A mate just said to me that the acid in the human stomach can eat away and corrode steel. That is, it can corrode it given time.
This is brilliant. As long as you didn't eject the steel, you could eat some and digest it. That's ace.
But this suggests to me that the stomach must be tougher than steel, seeing as your stomach acid doesn't actually digest one's stomach. If this is the case, then builders are missing an obvious material with which to build stuff. Instead of making bridges out of steel, they should just use stomachs.
This leaves the question of where the stomachs would come from. I don't think it's feasible to use human stomachs - where would you get those from? Dead bodies? There'd be a minefield of consent forms to fill in/out for that, with people whining about not wanting their organs used for transplant into large manmade structures. These selfish people make me sick, but in today's Guardian-reading, lily-livered world, one has to respect their pathetic, meaningless, complaining 'wishes'.
So the thing to do is farm the stomachs from livestock, like pigs, who have no use for their organs following their wholesale slaughter for our use. Their stomachs could be harvested from the abattoir or porcine concentration camp or wherever it is they're gassed, and ferried to the building industry for use in the construction of hospitals or bridges. Then we'd get graceful structures, majestically spanning the chasms and gorges of the world with pig tummy bridges.
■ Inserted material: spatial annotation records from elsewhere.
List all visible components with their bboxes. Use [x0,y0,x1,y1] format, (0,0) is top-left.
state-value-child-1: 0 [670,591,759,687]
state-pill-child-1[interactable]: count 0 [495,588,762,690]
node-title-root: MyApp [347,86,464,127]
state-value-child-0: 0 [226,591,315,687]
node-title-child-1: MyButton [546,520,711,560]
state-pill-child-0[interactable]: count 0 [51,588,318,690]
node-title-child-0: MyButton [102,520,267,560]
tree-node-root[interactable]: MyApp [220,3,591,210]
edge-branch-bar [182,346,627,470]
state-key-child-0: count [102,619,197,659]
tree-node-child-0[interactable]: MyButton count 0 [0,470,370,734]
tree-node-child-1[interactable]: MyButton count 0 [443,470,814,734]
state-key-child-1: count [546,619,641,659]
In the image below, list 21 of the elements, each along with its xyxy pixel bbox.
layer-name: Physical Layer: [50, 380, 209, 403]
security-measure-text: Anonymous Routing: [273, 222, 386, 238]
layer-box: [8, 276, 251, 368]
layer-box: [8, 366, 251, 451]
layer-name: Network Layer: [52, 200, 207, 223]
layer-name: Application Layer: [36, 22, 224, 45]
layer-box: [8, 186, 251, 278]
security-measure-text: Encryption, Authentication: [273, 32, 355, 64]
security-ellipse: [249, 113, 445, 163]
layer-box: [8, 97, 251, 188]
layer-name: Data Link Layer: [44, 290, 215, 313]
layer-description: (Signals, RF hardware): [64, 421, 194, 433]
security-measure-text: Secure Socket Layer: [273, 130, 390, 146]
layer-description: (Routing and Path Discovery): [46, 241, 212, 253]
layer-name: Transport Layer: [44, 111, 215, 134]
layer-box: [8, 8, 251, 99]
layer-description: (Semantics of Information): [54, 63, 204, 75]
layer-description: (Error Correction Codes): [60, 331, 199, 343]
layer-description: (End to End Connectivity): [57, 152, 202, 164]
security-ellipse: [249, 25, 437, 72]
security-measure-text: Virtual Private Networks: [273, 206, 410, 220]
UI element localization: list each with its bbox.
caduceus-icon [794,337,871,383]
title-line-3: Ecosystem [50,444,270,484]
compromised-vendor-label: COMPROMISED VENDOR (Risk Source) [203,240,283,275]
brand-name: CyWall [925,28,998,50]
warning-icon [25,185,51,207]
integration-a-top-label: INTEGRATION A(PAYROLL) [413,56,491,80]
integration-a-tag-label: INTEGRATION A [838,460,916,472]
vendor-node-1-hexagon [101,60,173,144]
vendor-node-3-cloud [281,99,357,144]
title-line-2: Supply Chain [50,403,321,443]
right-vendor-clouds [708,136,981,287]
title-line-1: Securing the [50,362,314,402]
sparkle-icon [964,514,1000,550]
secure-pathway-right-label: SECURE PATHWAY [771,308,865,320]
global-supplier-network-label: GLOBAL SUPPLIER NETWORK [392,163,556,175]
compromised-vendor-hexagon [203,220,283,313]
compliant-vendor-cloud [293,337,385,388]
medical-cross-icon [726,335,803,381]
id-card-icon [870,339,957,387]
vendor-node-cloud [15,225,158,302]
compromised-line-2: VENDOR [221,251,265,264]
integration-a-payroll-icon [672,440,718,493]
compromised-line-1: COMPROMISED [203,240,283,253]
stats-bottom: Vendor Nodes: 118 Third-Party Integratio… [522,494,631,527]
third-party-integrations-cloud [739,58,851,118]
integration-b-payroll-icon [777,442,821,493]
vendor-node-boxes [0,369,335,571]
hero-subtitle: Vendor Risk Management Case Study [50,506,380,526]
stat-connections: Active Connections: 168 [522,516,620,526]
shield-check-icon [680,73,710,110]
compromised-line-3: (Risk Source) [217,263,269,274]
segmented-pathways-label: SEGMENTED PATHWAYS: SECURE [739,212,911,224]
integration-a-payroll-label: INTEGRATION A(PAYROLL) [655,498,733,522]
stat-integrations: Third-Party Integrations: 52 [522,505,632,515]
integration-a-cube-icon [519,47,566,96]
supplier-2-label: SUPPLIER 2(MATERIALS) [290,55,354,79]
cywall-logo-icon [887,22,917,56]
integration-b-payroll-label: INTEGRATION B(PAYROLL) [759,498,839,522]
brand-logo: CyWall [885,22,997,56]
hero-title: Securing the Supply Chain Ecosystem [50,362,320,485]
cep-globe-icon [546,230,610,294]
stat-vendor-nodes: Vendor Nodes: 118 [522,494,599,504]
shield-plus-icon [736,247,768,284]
Why not (literally) go the whole hog, and just use entire pigs to build the bridges? It'd save on slaughtering costs and transport if the swine were made to walk to the bridge construction site and then lashed together using strong plastic ties or wire or something. To flatten out the inevitable bumpiness of such a piggy bridge (or pridge), the surface would need to be steamrollered, but I'm sure the pigs wouldn't mind. Then you'd have an enormous squealing monstrosity of an edifice, a great pink, writhing mass of living pork, ready to support cars and lorries as they rumble across the valley.
Maintenance would be easy. The toll for using the bridge would be a few biscuits or rotten vegetables per vehicle, which would be fed to the oinking, distressed bridge-pigs. I hope the Department for Transport are reading this - a more perfect example of green and renewable transport infrastructure I can't imagine.